A number of state legislatures are ramping up for their legislative sessions where they will pass bills addressing various matters from funding their governments to other state government operational issues to civil rights to fighting crime. I have been giving some thought to the sovereignty of states, to these so-called laboratories of democracy and I am starting to question just how sovereign states are? As I read between the four corners of the U.S. Constitution, I am at a point where I don’t believe states were meant to be sovereign. Instead, states are merely administrative lordships existing to better manage the population, manage the extraction of resources, and convert citizens into tax coin. The U.S. Constitution makes clear that the extent of their powers is set by the federal government, not the other way around, and the regulations of state powers, in my mind, eliminates any claims to sovereignty.
The Tenth Amendment of the U.S. Constitution is usually referred to when describing the extent of state sovereignty. It reads:
“The powers not delegated to the United States by the Constitution, nor prohibited by it to the States, are reserved to the States respectively, or to the people.”
The Tenth Amendment reads like a “shifting screen”, where the federal government via legislation passed by the Congress or changes in how the administrative states interprets its rules, can determine the amount of power it will either delegate or take back. We have seen over the last 85 years how the federal government has used the U.S. Constitution’s commerce clause to support laws and extend regulations into social and commercial relationships that on the surface seem confined to a particular state, bakery, or bedroom. With changes in presidential administrations or U.S. Supreme Court membership, we also expect to see changes in this shifting screen as public policy, regulations, or court rulings redefine federal and state powers.
Besides, how sovereign can a state be if, as spelled out in Article I, Section 10 of the U.S. Constitution, it is not allowed to enter into any treaties or alliances with other national governments? How sovereign can a state be if it cannot mint and issue its own coin? How sovereign can a state be if it cannot, without the consent of Congress, assess duties on imports and exports? How sovereign can a state be if it cannot even maintain troops and ships in time of peace?
In the net neutrality debate where a number of states, either through legislation or executive orders issued by their governors, states have made the assumption that promoting how an advanced communications network is to be managed is a power reserved to the states under the U.S. Constitution. The internet, as an advanced communications network, is a platform responsible for moving an increased amount of commerce across state and international borders. As a channel for commerce, its regulation falls under the jurisdiction of the Congress, as determined by Article I, Section 8 of the U.S. Constitution. This alone, in my opinion, invalidates any attempts on the part of the states to use the net neutrality narrative to regulate the internet.

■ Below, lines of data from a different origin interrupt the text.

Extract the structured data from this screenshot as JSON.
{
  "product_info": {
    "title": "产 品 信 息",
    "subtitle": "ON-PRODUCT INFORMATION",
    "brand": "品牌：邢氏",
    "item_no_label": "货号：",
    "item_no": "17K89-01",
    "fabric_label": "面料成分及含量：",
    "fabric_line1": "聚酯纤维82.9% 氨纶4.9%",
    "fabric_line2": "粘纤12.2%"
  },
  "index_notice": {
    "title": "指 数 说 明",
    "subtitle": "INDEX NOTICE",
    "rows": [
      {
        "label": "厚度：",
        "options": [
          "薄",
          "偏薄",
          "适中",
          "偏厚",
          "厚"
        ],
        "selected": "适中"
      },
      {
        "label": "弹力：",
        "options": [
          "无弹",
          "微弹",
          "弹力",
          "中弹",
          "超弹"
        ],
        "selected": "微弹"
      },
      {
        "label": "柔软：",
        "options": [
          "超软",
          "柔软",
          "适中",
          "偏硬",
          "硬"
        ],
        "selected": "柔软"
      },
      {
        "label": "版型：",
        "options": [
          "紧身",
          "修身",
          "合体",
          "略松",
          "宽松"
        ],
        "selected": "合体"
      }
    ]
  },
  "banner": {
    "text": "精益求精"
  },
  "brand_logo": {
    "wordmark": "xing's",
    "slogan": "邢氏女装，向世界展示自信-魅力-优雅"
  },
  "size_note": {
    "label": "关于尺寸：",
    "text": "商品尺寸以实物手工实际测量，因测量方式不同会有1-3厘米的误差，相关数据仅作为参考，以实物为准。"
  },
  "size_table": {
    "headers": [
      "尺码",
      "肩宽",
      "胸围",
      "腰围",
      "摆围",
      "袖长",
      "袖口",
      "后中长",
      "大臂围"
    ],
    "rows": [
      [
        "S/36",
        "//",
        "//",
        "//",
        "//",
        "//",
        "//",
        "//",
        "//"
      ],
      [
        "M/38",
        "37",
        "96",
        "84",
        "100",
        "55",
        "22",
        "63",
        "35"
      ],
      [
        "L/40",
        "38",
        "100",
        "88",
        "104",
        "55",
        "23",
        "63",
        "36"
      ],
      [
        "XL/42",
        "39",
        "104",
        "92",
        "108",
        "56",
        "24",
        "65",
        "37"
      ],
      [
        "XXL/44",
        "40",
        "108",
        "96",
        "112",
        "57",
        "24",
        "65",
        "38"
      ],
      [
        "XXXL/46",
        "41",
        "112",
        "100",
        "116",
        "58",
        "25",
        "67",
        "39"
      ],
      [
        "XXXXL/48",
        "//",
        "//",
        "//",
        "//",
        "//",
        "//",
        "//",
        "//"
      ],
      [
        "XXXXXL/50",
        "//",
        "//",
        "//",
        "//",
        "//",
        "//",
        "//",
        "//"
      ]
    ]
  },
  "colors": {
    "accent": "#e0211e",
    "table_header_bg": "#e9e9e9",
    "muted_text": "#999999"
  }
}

I would go one step further. Net neutrality is a management philosophy stemming from the business judgment of network managers and designers. It would not benefit a network manager to provide the public access to an interconnected global network of computers if that manager blocked its subscriber’s access to certain websites.
Nor would it make good business sense to degrade a subscriber’s experience by slowing down the speed of traffic from a subscriber’s chosen content provider. And given the level of competition between network providers, being transparent about prices and charges that a network manager’s subscribers face not only increases the level of faith subscribers have in a network, but also gives the network manager an edge over other competitors. She would be seen as being considerate to her subscriber’s consumer protection interest, a position a network manager can ill afford to ignore in these days of privacy violations.
Because of the interstate nature of the internet, the responsibility lies with the federal government to ensure the above net neutrality principles are met. State governments, as administrative lords over certain populations and territory, should focus on aligning their state advanced communications policy with national policy, including properly administering any national funds allocated for encouraging the deployment of advanced communications. To interpret “state sovereignty” as permission to go one’s way would disrupt the interstate nature of commerce and its regulation by a central government.
Rather than regurgitating the standard rhetoric of “states’ rights”, policymakers need to take a fresh look at federalism and adjust its meaning to the proper interpretation under the four corners of the Constitution.